Expert-mode parameters
These are the standard parameters from the canonical paradigm (used by the "Expert" difficulty).
| Parameter | Standard value | Source |
|---|---|---|
| Stimulus duration (Expert) | 250 ms | Conners CPT-II/III |
| ITI | 1 s / 2 s / 4 s blocked (here: 1000-2000 ms jittered) | Conners CPT-II/III |
| Target (non-X) : X ratio | 90:10 | Conners CPT-II/III |
| Standard length | ~14 min / 360 trials (here: 3/6/10 min options) | Conners CPT-II/III |
Healthy-population norms (by age)
Conners CPT-II/III commercial norms are proprietary. Values here derive from peer-reviewed mean/SD (Lin 2003, Conners 2003) by age band: 'Hit rate excellent' = mean + 1 SD (capped at 99%); 'Omission rate' ≈ 1 − hit rate. RT variability (RTSD) is a robust ADHD marker. Assessment mode matches your actual age.

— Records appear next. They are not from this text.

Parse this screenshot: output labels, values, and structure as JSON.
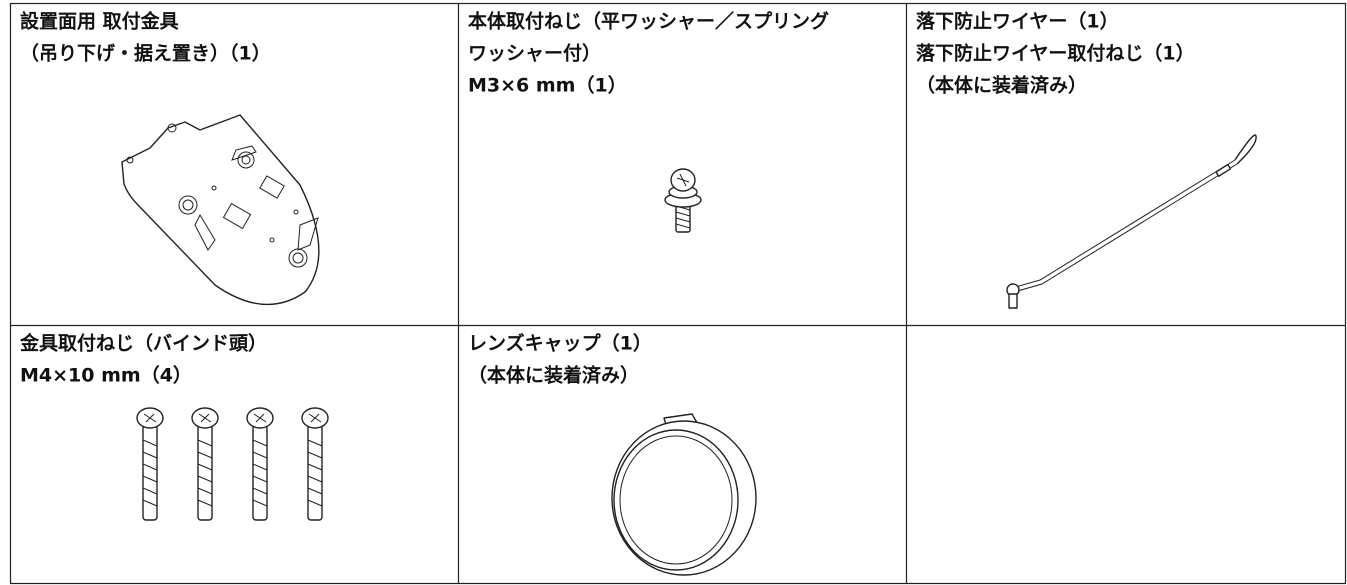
{
  "table": {
    "rows": [
      [
        {
          "lines": [
            "設置面用 取付金具",
            "（吊り下げ・据え置き）（1）"
          ]
        },
        {
          "lines": [
            "本体取付ねじ（平ワッシャー／スプリング",
            "ワッシャー付）",
            "M3×6 mm（1）"
          ]
        },
        {
          "lines": [
            "落下防止ワイヤー（1）",
            "落下防止ワイヤー取付ねじ（1）",
            "（本体に装着済み）"
          ]
        }
      ],
      [
        {
          "lines": [
            "金具取付ねじ（バインド頭）",
            "M4×10 mm（4）"
          ]
        },
        {
          "lines": [
            "レンズキャップ（1）",
            "（本体に装着済み）"
          ]
        }
      ]
    ]
  }
}
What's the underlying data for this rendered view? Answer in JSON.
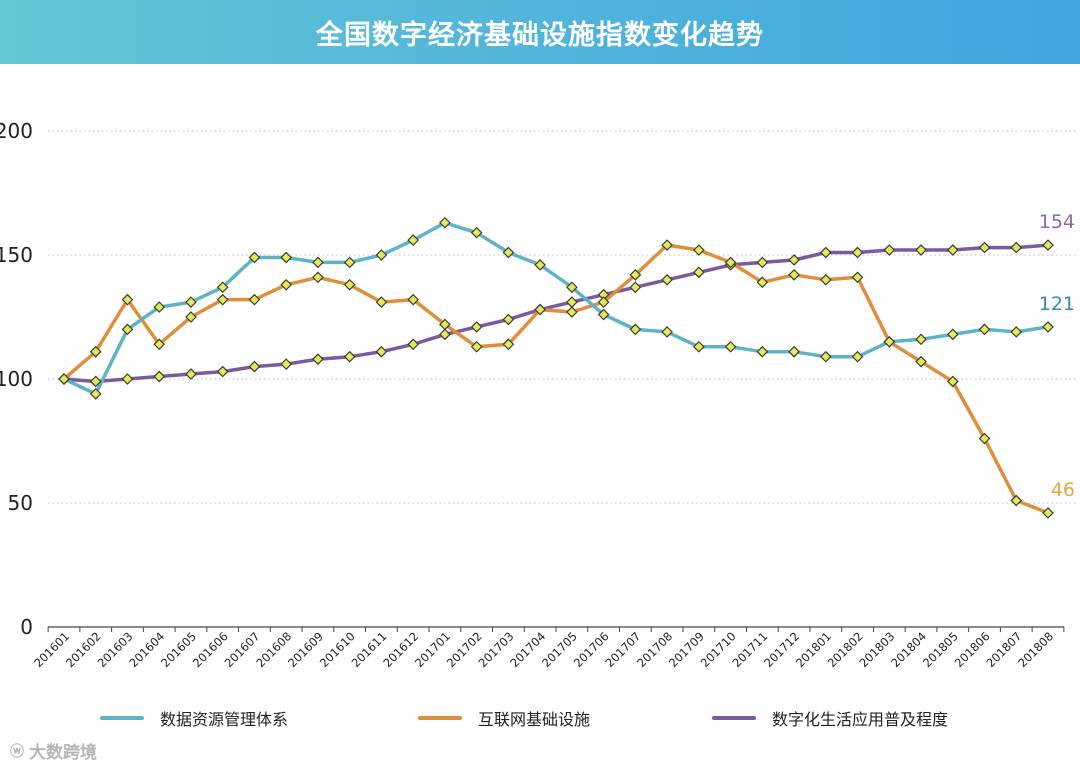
{
  "title": "全国数字经济基础设施指数变化趋势",
  "watermark": {
    "text": "大数跨境",
    "icon": "weibo-logo-icon"
  },
  "colors": {
    "series1": "#5fb3c7",
    "series2": "#e08e3a",
    "series3": "#7b5a9e",
    "marker_fill": "#e4ea55",
    "marker_stroke": "#3a3a3a",
    "grid": "#c9b3d8",
    "label_series1": "#3a8cb8",
    "label_series2": "#e9a640",
    "label_series3": "#8a6aa8"
  },
  "chart_data": {
    "type": "line",
    "x": [
      "201601",
      "201602",
      "201603",
      "201604",
      "201605",
      "201606",
      "201607",
      "201608",
      "201609",
      "201610",
      "201611",
      "201612",
      "201701",
      "201702",
      "201703",
      "201704",
      "201705",
      "201706",
      "201707",
      "201708",
      "201709",
      "201710",
      "201711",
      "201712",
      "201801",
      "201802",
      "201803",
      "201804",
      "201805",
      "201806",
      "201807",
      "201808"
    ],
    "yticks": [
      "0",
      "50",
      "100",
      "150",
      "200"
    ],
    "ylim": [
      0,
      200
    ],
    "grid": true,
    "legend_position": "bottom",
    "series": [
      {
        "name": "数据资源管理体系",
        "values": [
          100,
          94,
          120,
          129,
          131,
          137,
          149,
          149,
          147,
          147,
          150,
          156,
          163,
          159,
          151,
          146,
          137,
          126,
          120,
          119,
          113,
          113,
          111,
          111,
          109,
          109,
          115,
          116,
          118,
          120,
          119,
          121
        ]
      },
      {
        "name": "互联网基础设施",
        "values": [
          100,
          111,
          132,
          114,
          125,
          132,
          132,
          138,
          141,
          138,
          131,
          132,
          122,
          113,
          114,
          128,
          127,
          131,
          142,
          154,
          152,
          147,
          139,
          142,
          140,
          141,
          115,
          107,
          99,
          76,
          51,
          46
        ]
      },
      {
        "name": "数字化生活应用普及程度",
        "values": [
          100,
          99,
          100,
          101,
          102,
          103,
          105,
          106,
          108,
          109,
          111,
          114,
          118,
          121,
          124,
          128,
          131,
          134,
          137,
          140,
          143,
          146,
          147,
          148,
          151,
          151,
          152,
          152,
          152,
          153,
          153,
          154
        ]
      }
    ],
    "end_labels": [
      "121",
      "46",
      "154"
    ]
  }
}
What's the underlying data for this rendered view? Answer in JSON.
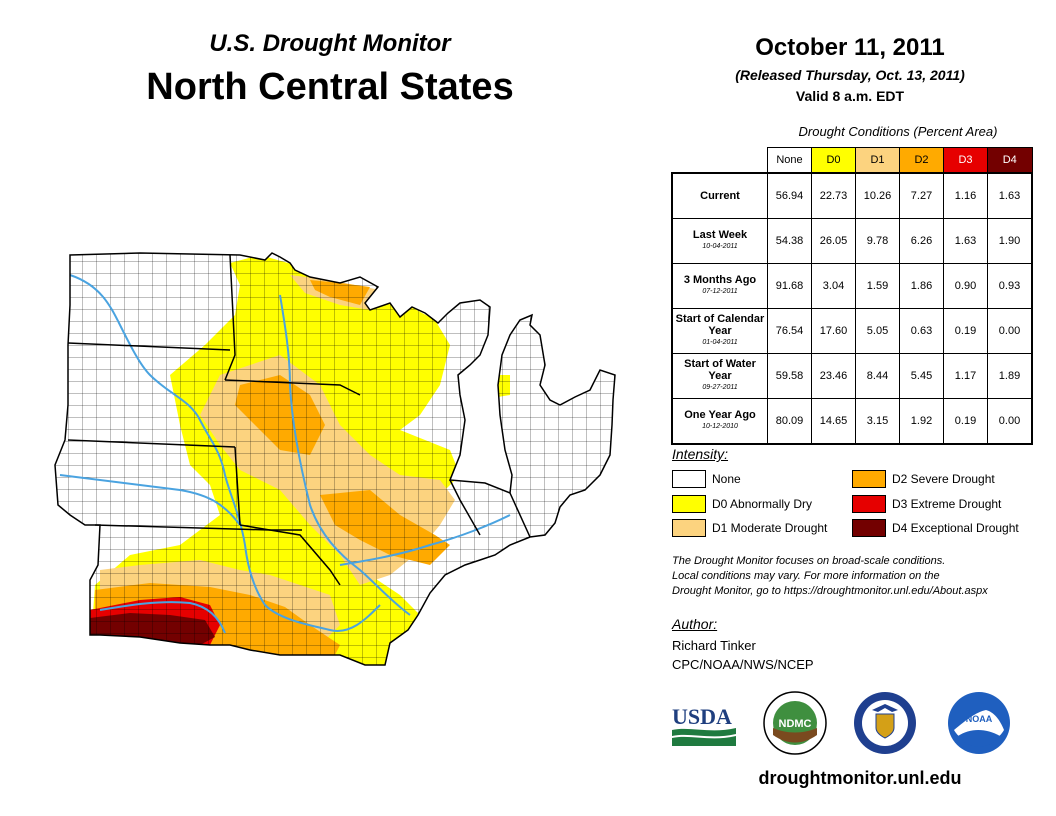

| Age band | Hit rate Excellent | Omission rate mean | RTSD mean (ms) | Evidence |
|---|---|---|---|---|
| Age 8-9 | ≥ 99% | ~6% | ~120 | weak (extrap.) |
| Age 10-11 | ≥ 99% | ~4% | ~100 | medium |
| Age 12-13 | ≥ 99% | ~3% | ~85 | medium |
| Age 14-15 | ≥ 99% | ~2% | ~75 | medium |
| Age 16-17 | ≥ 99% | ~2% | ~70 | medium |
| Age 18-24 | ≥ 99% | ~2% | ~65 | strong |
| Age 25-34 | ≥ 99% | ~2% | ~65 | strong |
| Age 35-44 | ≥ 99% | ~2% | ~68 | weak (interp.) |
| Age 45-54 | ≥ 99% | ~3% | ~72 | weak (interp.) |
| Age 55-64 | ≥ 99% | ~3% | ~80 | weak (interp.) |
| Age 65+ | ≥ 99% | ~4% | ~95 | weak (extrap.) |
Standard output metrics
- ·Hits — Correct key-presses on non-X targets
- ·Omissions — Missed non-X — inattention index
- ·Commissions — Pressed on X — impulse/inhibition failure
- ·Hit RT — Mean RT on correct presses
- ·HRT SD (RT variability) — Response-time consistency — robust ADHD marker
- ·d' — Signal-detection sensitivity (optional)
Citations
- Rosvold, H. E., Mirsky, A. F., Sarason, I., Bransome, E. D. Jr., & Beck, L. H. (1956). A continuous performance test of brain damage. J Consult Psychol, 20(5), 343-350. DOI
- Conners, C. K., Epstein, J. N., Angold, A., & Klaric, J. (2003). Continuous performance test performance in a normative epidemiological sample. J Abnorm Child Psychol, 31(5), 555-562. PubMed
- Riccio, C. A., Reynolds, C. R., Lowe, P., & Moore, J. J. (2002). The continuous performance test: A window on the neural substrates for attention? Arch Clin Neuropsychol, 17(3), 235-272. DOI
- Egeland, J., & Kovalik-Gran, I. (2010). Relations between the Conners' CPT performance measures and ADHD behaviors. J Atten Disord, 13(4). DOI
All reference ranges come from published peer-reviewed literature. For personal training reference only — not a medical diagnosis. Full methodology: docs/PARADIGMS.md.
This tool is for educational and entertainment purposes only and does not constitute medical advice or a clinical diagnosis.